Le centenaire de la bataille d'Uskub : un hommage aux cavaliers et aux alliés

Commémorations au 1er régiment de spahis

Ce weekend, le 1er régiment de Spahis, dernier vestige des cavaliers d’Afrique du Nord, célèbre le centenaire de la victoire de la bataille d’Uskub. Vendredi matin, le général LOIACONO, officier général de la zone de défense et de sécurité Sud-est et Gouverneur militaire de Lyon, a présidé la prise d’arme commémorative. L'événement a également marqué l'inauguration du musée des Spahis, offrant une présentation de l'histoire et des traditions du régiment aux invités et aux Valentinois.
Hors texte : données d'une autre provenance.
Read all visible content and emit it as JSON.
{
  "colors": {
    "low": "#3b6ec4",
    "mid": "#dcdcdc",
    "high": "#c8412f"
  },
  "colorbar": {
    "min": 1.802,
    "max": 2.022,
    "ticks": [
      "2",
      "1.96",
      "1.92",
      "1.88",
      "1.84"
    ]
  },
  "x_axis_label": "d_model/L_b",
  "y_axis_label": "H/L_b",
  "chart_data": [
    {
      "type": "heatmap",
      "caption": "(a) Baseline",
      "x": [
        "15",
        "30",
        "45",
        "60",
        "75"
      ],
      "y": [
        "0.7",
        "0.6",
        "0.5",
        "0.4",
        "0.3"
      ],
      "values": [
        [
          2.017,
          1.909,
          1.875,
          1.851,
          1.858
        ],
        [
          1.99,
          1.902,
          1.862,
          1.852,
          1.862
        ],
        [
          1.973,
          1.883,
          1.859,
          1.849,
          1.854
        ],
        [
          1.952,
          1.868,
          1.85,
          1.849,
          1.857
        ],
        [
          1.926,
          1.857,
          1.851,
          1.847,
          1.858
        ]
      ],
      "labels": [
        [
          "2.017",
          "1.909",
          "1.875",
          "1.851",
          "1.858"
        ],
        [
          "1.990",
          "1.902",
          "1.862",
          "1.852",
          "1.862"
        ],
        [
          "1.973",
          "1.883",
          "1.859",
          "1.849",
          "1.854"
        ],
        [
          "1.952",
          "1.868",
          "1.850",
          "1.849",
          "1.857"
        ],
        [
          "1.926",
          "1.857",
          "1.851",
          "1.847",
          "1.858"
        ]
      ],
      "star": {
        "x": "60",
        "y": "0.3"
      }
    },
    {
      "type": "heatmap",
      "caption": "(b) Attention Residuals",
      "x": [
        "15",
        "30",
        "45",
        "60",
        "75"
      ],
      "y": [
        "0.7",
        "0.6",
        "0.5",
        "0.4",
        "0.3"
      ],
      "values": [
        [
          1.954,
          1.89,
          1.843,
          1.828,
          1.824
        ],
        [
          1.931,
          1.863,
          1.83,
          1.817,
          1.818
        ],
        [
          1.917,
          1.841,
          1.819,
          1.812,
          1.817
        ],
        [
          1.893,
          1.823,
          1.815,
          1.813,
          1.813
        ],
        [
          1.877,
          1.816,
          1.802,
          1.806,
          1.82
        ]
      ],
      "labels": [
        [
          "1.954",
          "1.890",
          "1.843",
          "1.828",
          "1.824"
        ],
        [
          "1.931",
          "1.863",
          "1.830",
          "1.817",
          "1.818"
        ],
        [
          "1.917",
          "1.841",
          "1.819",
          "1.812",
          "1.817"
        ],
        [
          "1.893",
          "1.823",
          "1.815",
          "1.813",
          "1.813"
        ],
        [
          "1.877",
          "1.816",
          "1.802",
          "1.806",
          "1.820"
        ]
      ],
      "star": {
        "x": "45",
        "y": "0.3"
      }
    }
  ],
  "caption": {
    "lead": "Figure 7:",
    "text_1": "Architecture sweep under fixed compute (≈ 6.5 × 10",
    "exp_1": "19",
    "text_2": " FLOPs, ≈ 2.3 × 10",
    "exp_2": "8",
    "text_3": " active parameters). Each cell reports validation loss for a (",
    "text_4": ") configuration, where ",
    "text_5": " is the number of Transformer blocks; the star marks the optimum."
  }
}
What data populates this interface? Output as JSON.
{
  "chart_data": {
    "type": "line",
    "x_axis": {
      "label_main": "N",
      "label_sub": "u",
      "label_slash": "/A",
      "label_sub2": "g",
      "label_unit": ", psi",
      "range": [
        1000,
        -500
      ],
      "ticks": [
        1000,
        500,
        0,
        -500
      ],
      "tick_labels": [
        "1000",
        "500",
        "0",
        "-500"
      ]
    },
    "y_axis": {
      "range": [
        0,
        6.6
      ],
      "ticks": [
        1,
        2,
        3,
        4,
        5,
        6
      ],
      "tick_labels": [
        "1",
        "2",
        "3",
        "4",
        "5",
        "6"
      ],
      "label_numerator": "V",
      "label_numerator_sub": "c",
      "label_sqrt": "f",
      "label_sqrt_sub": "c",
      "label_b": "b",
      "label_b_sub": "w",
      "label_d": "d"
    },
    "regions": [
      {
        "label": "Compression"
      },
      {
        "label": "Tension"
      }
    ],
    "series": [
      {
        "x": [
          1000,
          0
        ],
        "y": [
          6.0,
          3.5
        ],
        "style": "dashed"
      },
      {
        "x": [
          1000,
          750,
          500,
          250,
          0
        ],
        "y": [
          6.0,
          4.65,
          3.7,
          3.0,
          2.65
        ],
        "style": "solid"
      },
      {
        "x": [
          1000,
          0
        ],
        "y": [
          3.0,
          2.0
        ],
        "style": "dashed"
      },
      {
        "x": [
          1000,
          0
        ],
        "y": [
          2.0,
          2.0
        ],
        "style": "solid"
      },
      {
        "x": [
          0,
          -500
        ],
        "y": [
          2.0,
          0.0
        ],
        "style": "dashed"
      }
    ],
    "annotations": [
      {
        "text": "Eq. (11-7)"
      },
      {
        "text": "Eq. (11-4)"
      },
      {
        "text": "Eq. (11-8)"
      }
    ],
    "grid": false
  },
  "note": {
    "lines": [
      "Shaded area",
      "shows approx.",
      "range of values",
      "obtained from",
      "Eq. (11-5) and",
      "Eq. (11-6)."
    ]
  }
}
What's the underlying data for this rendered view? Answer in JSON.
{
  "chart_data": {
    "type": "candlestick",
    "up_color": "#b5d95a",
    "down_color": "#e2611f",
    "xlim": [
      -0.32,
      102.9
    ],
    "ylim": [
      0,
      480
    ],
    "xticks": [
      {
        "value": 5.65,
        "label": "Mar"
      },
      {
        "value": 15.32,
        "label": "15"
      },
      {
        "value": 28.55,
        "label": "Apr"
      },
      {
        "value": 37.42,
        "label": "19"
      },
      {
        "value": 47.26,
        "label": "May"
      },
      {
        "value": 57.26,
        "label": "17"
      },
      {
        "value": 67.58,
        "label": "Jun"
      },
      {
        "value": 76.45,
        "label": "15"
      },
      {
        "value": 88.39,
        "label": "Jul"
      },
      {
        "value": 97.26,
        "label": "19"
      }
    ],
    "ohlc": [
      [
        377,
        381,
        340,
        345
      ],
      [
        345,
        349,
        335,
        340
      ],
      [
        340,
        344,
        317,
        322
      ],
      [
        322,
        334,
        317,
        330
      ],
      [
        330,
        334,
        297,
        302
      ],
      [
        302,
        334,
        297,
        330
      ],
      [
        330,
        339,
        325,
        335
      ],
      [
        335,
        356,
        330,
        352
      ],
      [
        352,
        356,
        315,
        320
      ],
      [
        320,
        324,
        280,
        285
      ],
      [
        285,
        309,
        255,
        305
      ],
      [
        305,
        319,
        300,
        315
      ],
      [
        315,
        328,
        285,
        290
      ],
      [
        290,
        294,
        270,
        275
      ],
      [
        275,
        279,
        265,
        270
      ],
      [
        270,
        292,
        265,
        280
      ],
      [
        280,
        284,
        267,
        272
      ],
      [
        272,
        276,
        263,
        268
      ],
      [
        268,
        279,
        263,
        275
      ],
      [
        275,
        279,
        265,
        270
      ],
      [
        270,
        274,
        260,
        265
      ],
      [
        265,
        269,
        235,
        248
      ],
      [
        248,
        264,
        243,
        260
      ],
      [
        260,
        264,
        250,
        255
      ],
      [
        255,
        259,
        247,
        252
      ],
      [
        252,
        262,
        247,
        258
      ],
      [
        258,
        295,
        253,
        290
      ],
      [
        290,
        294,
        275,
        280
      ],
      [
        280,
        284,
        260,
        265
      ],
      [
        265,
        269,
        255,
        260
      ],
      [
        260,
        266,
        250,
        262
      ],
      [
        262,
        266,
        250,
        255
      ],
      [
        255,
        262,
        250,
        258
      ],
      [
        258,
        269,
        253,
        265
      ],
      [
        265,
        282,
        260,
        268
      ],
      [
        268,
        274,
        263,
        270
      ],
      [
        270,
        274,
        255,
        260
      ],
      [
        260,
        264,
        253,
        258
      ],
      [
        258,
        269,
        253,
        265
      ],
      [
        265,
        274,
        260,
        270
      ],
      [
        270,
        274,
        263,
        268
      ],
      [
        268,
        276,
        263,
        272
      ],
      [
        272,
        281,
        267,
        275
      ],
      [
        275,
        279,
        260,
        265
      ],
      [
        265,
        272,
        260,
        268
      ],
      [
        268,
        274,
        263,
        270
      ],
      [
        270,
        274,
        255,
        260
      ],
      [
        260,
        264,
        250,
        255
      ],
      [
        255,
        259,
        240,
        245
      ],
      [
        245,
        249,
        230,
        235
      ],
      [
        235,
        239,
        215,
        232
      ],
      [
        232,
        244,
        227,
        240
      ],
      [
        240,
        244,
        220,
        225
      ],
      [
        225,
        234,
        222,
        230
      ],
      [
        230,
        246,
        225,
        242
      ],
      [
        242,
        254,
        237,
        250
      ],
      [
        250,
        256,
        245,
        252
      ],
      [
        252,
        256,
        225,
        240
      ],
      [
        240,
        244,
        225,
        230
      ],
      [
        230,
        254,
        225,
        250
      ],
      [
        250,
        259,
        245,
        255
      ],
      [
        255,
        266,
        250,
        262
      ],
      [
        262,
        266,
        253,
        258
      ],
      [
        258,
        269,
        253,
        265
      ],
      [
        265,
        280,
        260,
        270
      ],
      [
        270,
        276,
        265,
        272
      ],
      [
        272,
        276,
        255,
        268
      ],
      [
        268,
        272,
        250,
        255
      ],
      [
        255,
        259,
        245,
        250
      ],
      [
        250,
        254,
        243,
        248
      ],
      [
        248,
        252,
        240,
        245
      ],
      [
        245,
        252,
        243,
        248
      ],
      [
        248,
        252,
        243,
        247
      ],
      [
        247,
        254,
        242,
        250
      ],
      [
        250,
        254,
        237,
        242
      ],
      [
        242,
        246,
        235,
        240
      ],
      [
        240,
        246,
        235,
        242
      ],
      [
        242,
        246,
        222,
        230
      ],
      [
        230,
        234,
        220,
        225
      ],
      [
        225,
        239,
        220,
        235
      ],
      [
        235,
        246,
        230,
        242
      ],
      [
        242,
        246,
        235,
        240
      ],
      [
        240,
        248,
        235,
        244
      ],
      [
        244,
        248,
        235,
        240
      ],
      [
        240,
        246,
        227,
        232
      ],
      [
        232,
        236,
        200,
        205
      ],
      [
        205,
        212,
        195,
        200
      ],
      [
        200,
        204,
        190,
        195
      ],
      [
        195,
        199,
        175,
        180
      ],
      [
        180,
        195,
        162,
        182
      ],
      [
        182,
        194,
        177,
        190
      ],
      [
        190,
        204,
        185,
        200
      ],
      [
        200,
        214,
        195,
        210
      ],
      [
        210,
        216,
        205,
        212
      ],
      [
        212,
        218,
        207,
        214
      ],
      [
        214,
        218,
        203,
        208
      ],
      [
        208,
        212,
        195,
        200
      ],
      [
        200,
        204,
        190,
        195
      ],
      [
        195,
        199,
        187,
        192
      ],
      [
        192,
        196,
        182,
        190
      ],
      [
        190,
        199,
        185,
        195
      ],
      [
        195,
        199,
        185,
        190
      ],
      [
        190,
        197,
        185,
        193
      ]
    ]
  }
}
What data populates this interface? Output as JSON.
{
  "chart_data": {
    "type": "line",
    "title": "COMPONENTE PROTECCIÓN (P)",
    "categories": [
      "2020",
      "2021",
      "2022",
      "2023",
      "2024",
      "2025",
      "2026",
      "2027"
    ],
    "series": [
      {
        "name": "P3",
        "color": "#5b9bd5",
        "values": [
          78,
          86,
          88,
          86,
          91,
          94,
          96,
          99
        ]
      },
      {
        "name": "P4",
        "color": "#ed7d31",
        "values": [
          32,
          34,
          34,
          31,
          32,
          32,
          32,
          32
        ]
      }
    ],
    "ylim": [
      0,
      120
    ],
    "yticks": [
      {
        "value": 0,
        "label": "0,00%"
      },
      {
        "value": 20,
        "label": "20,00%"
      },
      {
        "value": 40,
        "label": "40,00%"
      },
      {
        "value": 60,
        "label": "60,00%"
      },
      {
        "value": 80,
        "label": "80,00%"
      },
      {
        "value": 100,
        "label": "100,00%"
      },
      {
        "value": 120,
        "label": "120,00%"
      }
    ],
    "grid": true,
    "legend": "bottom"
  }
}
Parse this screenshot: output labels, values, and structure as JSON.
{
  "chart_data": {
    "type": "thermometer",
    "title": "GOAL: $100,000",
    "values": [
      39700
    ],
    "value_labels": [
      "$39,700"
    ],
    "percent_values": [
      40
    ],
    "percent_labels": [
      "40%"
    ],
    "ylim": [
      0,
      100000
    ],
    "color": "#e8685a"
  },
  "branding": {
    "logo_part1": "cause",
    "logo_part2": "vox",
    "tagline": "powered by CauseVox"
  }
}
Le voyage de geneviève darrieussecq à thessalonique

À l'occasion de cet anniversaire, Geneviève Darrieussecq, secrétaire d’État auprès de la ministre des Armées, s'est rendue à Thessalonique. Elle a visité le cimetière militaire de Zeïtenlick, un lieu de recueillement poignant regroupant les tombes d'alliés de la Première Guerre mondiale. Ce lieu interallié abrite les sépultures de plus de 16 000 combattants : **8 310 Français**, **8 000 Serbes** (dont 6 000 dans l’ossuaire), **500 Russes**, **1 750 Britanniques** et **3 500 Italiens**.

Contexte de la bataille d'uskub en 1918

En 1918, alors que la Première Guerre mondiale battait son plein en France, des combats importants se déroulaient également dans les Balkans. Après l'échec de la bataille des Dardanelles, les armées alliées s'étaient regroupées à Thessalonique, en Grèce, pays neutre. L’**Armée française d’Orient**, composée notamment de conscrits et d’engagés du Maghreb, d’Afrique et d’Asie, jouait un rôle crucial, en particulier grâce à ses unités de cavalerie.

L'offensive du général jouinot gambetta

L'armée serbe souhaitait reconquérir son territoire, envahi par un dispositif austro-bulgare. Le 23 septembre 1918, le général Jouinot Gambetta reçoit l’ordre de lancer une offensive pour repousser les troupes des Empires centraux (coalition de l’Empire germanique, de l’Empire Austro-hongrois, de l’Empire Ottoman et du Royaume de Bulgarie), libérer l’Albanie et couper les lignes de ravitaillement du front germano-bulgare. Cette mission était d'une importance capitale pour l'avancée des troupes alliées.

La charge audacieuse de la cavalerie

Le général Jouinot Gambetta, à la tête de sa brigade de cavaliers d’Afrique, composée des 1er et 4ème régiments de chasseurs d’Afrique et du régiment de marche de Spahis marocains, contourna les lignes ennemies par un itinéraire audacieux. Là où d'autres avaient échoué, ces soldats ont réussi. Le 28 septembre 1918, ils surplombent la ville d’Uskub (aujourd'hui Skopje) en Macédoine, marquant un tournant dans la campagne.

La victoire et la fin de la guerre

Le lendemain, dès le lever du soleil, les alliés surprennent l’ennemi et reprennent la ville grâce à une puissante charge de cavalerie. Ils tiennent la position jusqu'au lendemain, lorsque le roi bulgare demande l’armistice. Ce traité de paix est signé à Thessalonique le 29 septembre 1918. Peu de temps après, l’Allemagne demande également l’armistice, signé le 11 novembre 1918, mettant fin à la Première Guerre mondiale. Environ **70 000** soldats français n'ont pas fait le voyage de retour.